I feel like you haven't used LLMs very extensively if that is your genuine experience with LLMs.
Without even tuning the heat to a higher setting, a wide range of LLMs have offered me unique content that I had not encountered previously and certainly was not expecting.
The quality of the AI's writing actually doesn't matter, for me, as much as it might for others, as a result. I write my own stuff. I just find AI helpful to activate me to do it.
For writing as thinking with trouble starting from scratch, LLMs are the most important technology to emerge in my lifetime. Microblogging filled that gap in a way, but it had too many downsides.
> There's nothing stopping you from doing that with an LLM.
There may be, though. The LLM's initial output may anchor your thinking in insidious ways that may not be obvious at all especially since you're feeling productive. I bet the lack of confidence around starting would also increase over time every time you use an LLM to get over the hump.
I'm not talking about using a default mode LLM with LinkedIn Standard Obsequious Bullshit as a conversational imperative that emerges from simple prompts interacting with the heaviest weights. It pushes back because I told it to and it has redirects around common LLM failure modes, and modes unique to how I use them. That's in a set of instructions I've had a bunch of different models tear apart so I could put it back together better.
I treat it and describe it as a language coprocessor, not a buddy. The instructions are the kernel I boot it with.
Moreover, it's not like I spend my entire writing time arguing with an LLM, lol. I spend more time writing myself and/or doing research on the internet without an LLM, because sometimes they still get things wrong.
In short: it's a tool, not a solution.
As someone who also has ADHD, I would beg you to reconsider this strategy.
Getting the first thoughts down on paper is the hardest part, especially for those who may have trouble with focus, but that's exactly why you should practice it!
It's 90% of the task, it's where you have to practice executive function to plan what you're going to write in the overall broad sense. Please don't give up on it and hand that task over to the LLMs There are a lot of strategies you can use to break through that barrier and you'll be better off by strengthening that muscle instead of leaving it to wither.

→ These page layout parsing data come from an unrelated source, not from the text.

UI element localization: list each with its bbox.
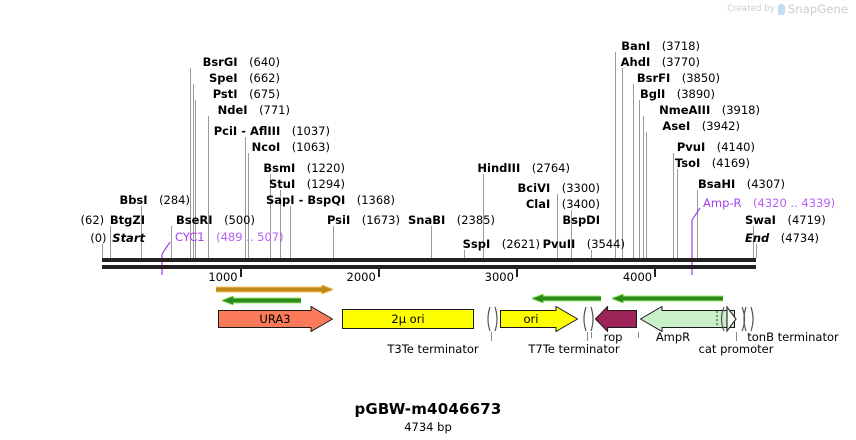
enzyme-label-bsahi: BsaHI (4307) xyxy=(698,178,785,190)
enzyme-label-stui: StuI (1294) xyxy=(269,178,345,190)
page-title: pGBW-m4046673 xyxy=(0,400,856,418)
enzyme-name: PvuII xyxy=(543,237,576,251)
marker-label-start: (0) Start xyxy=(90,232,145,244)
enzyme-label-asei: AseI (3942) xyxy=(662,120,740,132)
primer-name: Amp-R xyxy=(703,196,742,210)
feature-t3te-terminator-leader xyxy=(491,332,492,341)
ruler-tick-4000 xyxy=(654,269,656,277)
marker-name: BtgZI xyxy=(110,213,145,227)
enzyme-position: (3918) xyxy=(710,103,760,117)
enzyme-position: (4307) xyxy=(735,177,785,191)
enzyme-label-nmeaiii: NmeAIII (3918) xyxy=(659,104,760,116)
enzyme-position: (771) xyxy=(248,103,290,117)
enzyme-name: PciI - AflIII xyxy=(214,124,281,138)
enzyme-label-bbsi: BbsI (284) xyxy=(119,194,190,206)
enzyme-position: (4140) xyxy=(705,140,755,154)
plasmid-length-label: 4734 bp xyxy=(0,420,856,434)
enzyme-label-ahdi: AhdI (3770) xyxy=(621,56,700,68)
enzyme-label-ndei: NdeI (771) xyxy=(218,104,290,116)
enzyme-position: (2621) xyxy=(490,237,540,251)
enzyme-name: BspDI xyxy=(562,213,600,227)
leader-line-psii xyxy=(333,226,334,258)
enzyme-position: (3718) xyxy=(650,39,700,53)
enzyme-position: (3850) xyxy=(670,71,720,85)
feature-tonb-terminator-glyph xyxy=(744,306,754,332)
leader-line-end xyxy=(756,244,757,258)
marker-name: SwaI xyxy=(745,213,776,227)
leader-line-start xyxy=(102,244,103,258)
enzyme-label-ncoi: NcoI (1063) xyxy=(252,141,330,153)
enzyme-position: (1294) xyxy=(295,177,345,191)
enzyme-name: SspI xyxy=(463,237,491,251)
snapgene-logo-icon xyxy=(778,4,785,15)
enzyme-position: (1220) xyxy=(295,161,345,175)
feature-ampr-glyph[interactable] xyxy=(640,306,735,332)
enzyme-label-sspi: SspI (2621) xyxy=(463,238,540,250)
enzyme-position: (2764) xyxy=(520,161,570,175)
backbone-strand-top xyxy=(102,258,756,262)
ruler-label-2000: 2000 xyxy=(347,270,376,284)
enzyme-name: BsaHI xyxy=(698,177,735,191)
enzyme-name: BsmI xyxy=(263,161,295,175)
enzyme-label-sapi-bspqi: SapI - BspQI (1368) xyxy=(266,194,395,206)
enzyme-name: PvuI xyxy=(677,140,705,154)
leader-line-snabi xyxy=(431,226,432,258)
enzyme-name: AseI xyxy=(662,119,690,133)
enzyme-position: (1037) xyxy=(280,124,330,138)
green-arrow-left-3 xyxy=(612,294,723,303)
leader-line-tsoi xyxy=(677,169,678,258)
ruler-label-1000: 1000 xyxy=(208,270,237,284)
enzyme-label-spei: SpeI (662) xyxy=(209,72,280,84)
leader-line-bani xyxy=(615,52,616,258)
marker-position: (62) xyxy=(81,213,105,227)
enzyme-label-pcii-afliii: PciI - AflIII (1037) xyxy=(214,125,330,137)
enzyme-label-bsrgi: BsrGI (640) xyxy=(203,56,280,68)
green-arrow-left-2 xyxy=(532,294,601,303)
feature-ori-label: ori xyxy=(441,312,621,326)
ruler-label-3000: 3000 xyxy=(485,270,514,284)
feature-t7te-terminator-glyph xyxy=(584,306,594,332)
enzyme-position: (1368) xyxy=(345,193,395,207)
leader-line-sspi xyxy=(464,250,465,258)
created-by-label: Created by xyxy=(727,4,775,14)
enzyme-position: (3770) xyxy=(650,55,700,69)
enzyme-label-bspdi: BspDI xyxy=(562,214,600,226)
enzyme-name: PsiI xyxy=(327,213,350,227)
marker-position: (0) xyxy=(90,231,106,245)
enzyme-label-bani: BanI (3718) xyxy=(621,40,700,52)
enzyme-name: BseRI xyxy=(176,213,213,227)
enzyme-position: (675) xyxy=(238,87,280,101)
enzyme-label-clai: ClaI (3400) xyxy=(526,198,600,210)
marker-position: (4719) xyxy=(787,213,825,227)
enzyme-label-pvui: PvuI (4140) xyxy=(677,141,755,153)
marker-label-end: End (4734) xyxy=(745,232,819,244)
enzyme-label-bgli: BglI (3890) xyxy=(640,88,715,100)
marker-label-btgzi: (62) BtgZI xyxy=(81,214,145,226)
enzyme-name: BglI xyxy=(640,87,665,101)
feature-tonb-terminator-label: tonB terminator xyxy=(703,330,856,344)
primer-range: (489 .. 507) xyxy=(205,230,284,244)
enzyme-name: BciVI xyxy=(518,181,551,195)
enzyme-position: (284) xyxy=(148,193,190,207)
enzyme-position: (500) xyxy=(213,213,255,227)
primer-label-cyc1: CYC1 (489 .. 507) xyxy=(175,230,284,244)
ruler-tick-2000 xyxy=(378,269,380,277)
enzyme-position: (1063) xyxy=(280,140,330,154)
enzyme-position: (3300) xyxy=(550,181,600,195)
enzyme-name: NcoI xyxy=(252,140,281,154)
leader-line-sapi-bspqi xyxy=(290,206,291,258)
enzyme-name: ClaI xyxy=(526,197,550,211)
enzyme-name: StuI xyxy=(269,177,295,191)
enzyme-position: (4169) xyxy=(700,156,750,170)
enzyme-position: (640) xyxy=(238,55,280,69)
enzyme-name: SapI - BspQI xyxy=(266,193,345,207)
primer-range: (4320 .. 4339) xyxy=(742,196,836,210)
feature-rop-glyph[interactable] xyxy=(595,306,637,332)
marker-name: End xyxy=(745,231,769,245)
enzyme-name: TsoI xyxy=(675,156,700,170)
ruler-label-4000: 4000 xyxy=(623,270,652,284)
enzyme-name: HindIII xyxy=(477,161,520,175)
enzyme-position: (3942) xyxy=(690,119,740,133)
enzyme-name: SpeI xyxy=(209,71,238,85)
enzyme-name: AhdI xyxy=(621,55,651,69)
enzyme-name: BsrFI xyxy=(637,71,670,85)
enzyme-position: (3890) xyxy=(665,87,715,101)
green-arrow-left-1 xyxy=(222,296,301,305)
leader-line-bsrfi xyxy=(633,84,634,258)
feature-t7te-terminator-label: T7Te terminator xyxy=(484,342,664,356)
enzyme-name: NmeAIII xyxy=(659,103,710,117)
marker-label-swai: SwaI (4719) xyxy=(745,214,826,226)
enzyme-label-bsmi: BsmI (1220) xyxy=(263,162,345,174)
enzyme-label-hindiii: HindIII (2764) xyxy=(477,162,570,174)
ruler-tick-1000 xyxy=(240,269,242,277)
enzyme-position: (3544) xyxy=(575,237,625,251)
primer-name: CYC1 xyxy=(175,230,205,244)
enzyme-label-bsrfi: BsrFI (3850) xyxy=(637,72,720,84)
enzyme-name: BanI xyxy=(621,39,650,53)
enzyme-label-bseri: BseRI (500) xyxy=(176,214,255,226)
enzyme-name: BbsI xyxy=(119,193,147,207)
orange-arrow-right xyxy=(216,285,333,294)
enzyme-label-tsoi: TsoI (4169) xyxy=(675,157,750,169)
leader-line-pvuii xyxy=(591,250,592,258)
plasmid-map-canvas: Created by SnapGene BsrGI (640)SpeI (662… xyxy=(0,0,856,440)
snapgene-brand-label: SnapGene xyxy=(788,2,848,16)
leader-line-bgli xyxy=(639,100,640,258)
feature-cat-promoter-label: cat promoter xyxy=(646,342,826,356)
snapgene-credit: Created by SnapGene xyxy=(727,2,848,16)
marker-name: Start xyxy=(112,231,145,245)
enzyme-label-psti: PstI (675) xyxy=(213,88,280,100)
leader-line-ahdi xyxy=(622,68,623,258)
leader-line-nmeaiii xyxy=(643,116,644,258)
enzyme-label-pvuii: PvuII (3544) xyxy=(543,238,625,250)
enzyme-label-bcivi: BciVI (3300) xyxy=(518,182,600,194)
enzyme-label-psii: PsiI (1673) xyxy=(327,214,400,226)
ruler-tick-3000 xyxy=(516,269,518,277)
primer-label-amp-r: Amp-R (4320 .. 4339) xyxy=(703,196,835,210)
enzyme-position: (662) xyxy=(238,71,280,85)
enzyme-name: BsrGI xyxy=(203,55,238,69)
enzyme-label-snabi: SnaBI (2385) xyxy=(408,214,495,226)
marker-position: (4734) xyxy=(781,231,819,245)
backbone-strand-bottom xyxy=(102,265,756,269)
enzyme-position: (3400) xyxy=(550,197,600,211)
enzyme-name: PstI xyxy=(213,87,238,101)
enzyme-position: (2385) xyxy=(445,213,495,227)
enzyme-position: (1673) xyxy=(350,213,400,227)
enzyme-name: NdeI xyxy=(218,103,248,117)
leader-line-asei xyxy=(646,132,647,258)
enzyme-name: SnaBI xyxy=(408,213,445,227)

ive been fighting the way my brain works my whole life, and only recently have i switched to trying to work with the way it wants to work. i get so many more things done that are important to me, and i get them done without the implicit "i need to flagellate myself with this thing i hate because there is something wrong with me" that comes with those fights.
and yeah, the ai's come with their own problems. but the trade is so exponentially in the direction of being worth it. even just the being a decent rubber duck aspect of them can keep me on a task when i would never otherwise hope to see it through.
I couldn’t have said it better myself.
But I also have an automatic car, even though I know how to drive stick.
Tools are tools, and how you use them is the important part.
For me, the issue of getting words on paper isn't focus, but an inability to decide how I want to start a page; it's decision paralysis. Whatever an LLM writes is going to be crappy, because it isn't me, but seeing it immediately gives me guidance as to what I want to say, because I have something to respond to as opposed to just being in my head.
>clearly expressing what I mean
I have use for it here too - I use it like a "power thesaurus" when I've got the feeling that the word I have doesn't have quite the right connotation, or to test out different versions of rephrasing something when I feel it could flow better or be clearer but I can't quite get my finger on it. But I don't just take output and paste it, I use it like a pair programmer for writing, where I'm the driver and the AI is the observer.
It generally has enough "activation energy" to get me over the hump of wherever I've been mentally stuck.
I don't like how LLMs write. I like how I write.
But I do like that LLMs get me to write. People seem to miss that a lot, because most of the "AI slop" you see is AI-driven, not human-driven. But human-driven writing, with AI as a tool, is a far better way to go about it, imho.
I usually start with "I don't know what to write but" and then just don't let myself stop. I have to keep putting words down, only rule.
It sometimes starts or turns gibberish, but eventually I hit a flow and real stuff starts to come out, and then I'm just writing.
I've seen the concept applied to art/drawing as well. I highly recommend trying!
Quick edit while I can: after googling this there's a lot of woo/spiritual stuff about it. I don't really subscribe to that, I just think it's a great tool to get out of your head and enter the flow state of writing, when it feels inaccessible.
Most of my best short stories were written precisely this way. For creative writing, I find that works really well.
I also do a version of this now, which is simply record myself speaking extemporaneously about the ideas I want to write about. It’s all in my head, so speaking it out loud (or writing) helps me organize my thoughts. Then I take that recording, shove it into an LLM, and have it turn it into sentences with punctuation, without changing meaning.
Inevitably, it sucks, but gives me a starting point.
And I’m thankful - I’d really hate to rely on something else to get me going…
I managed my entire life without it, and I can certainly continue to do that.
But there’s no reason, imho, to give up the automatic transmission just because I already know how to drive stick.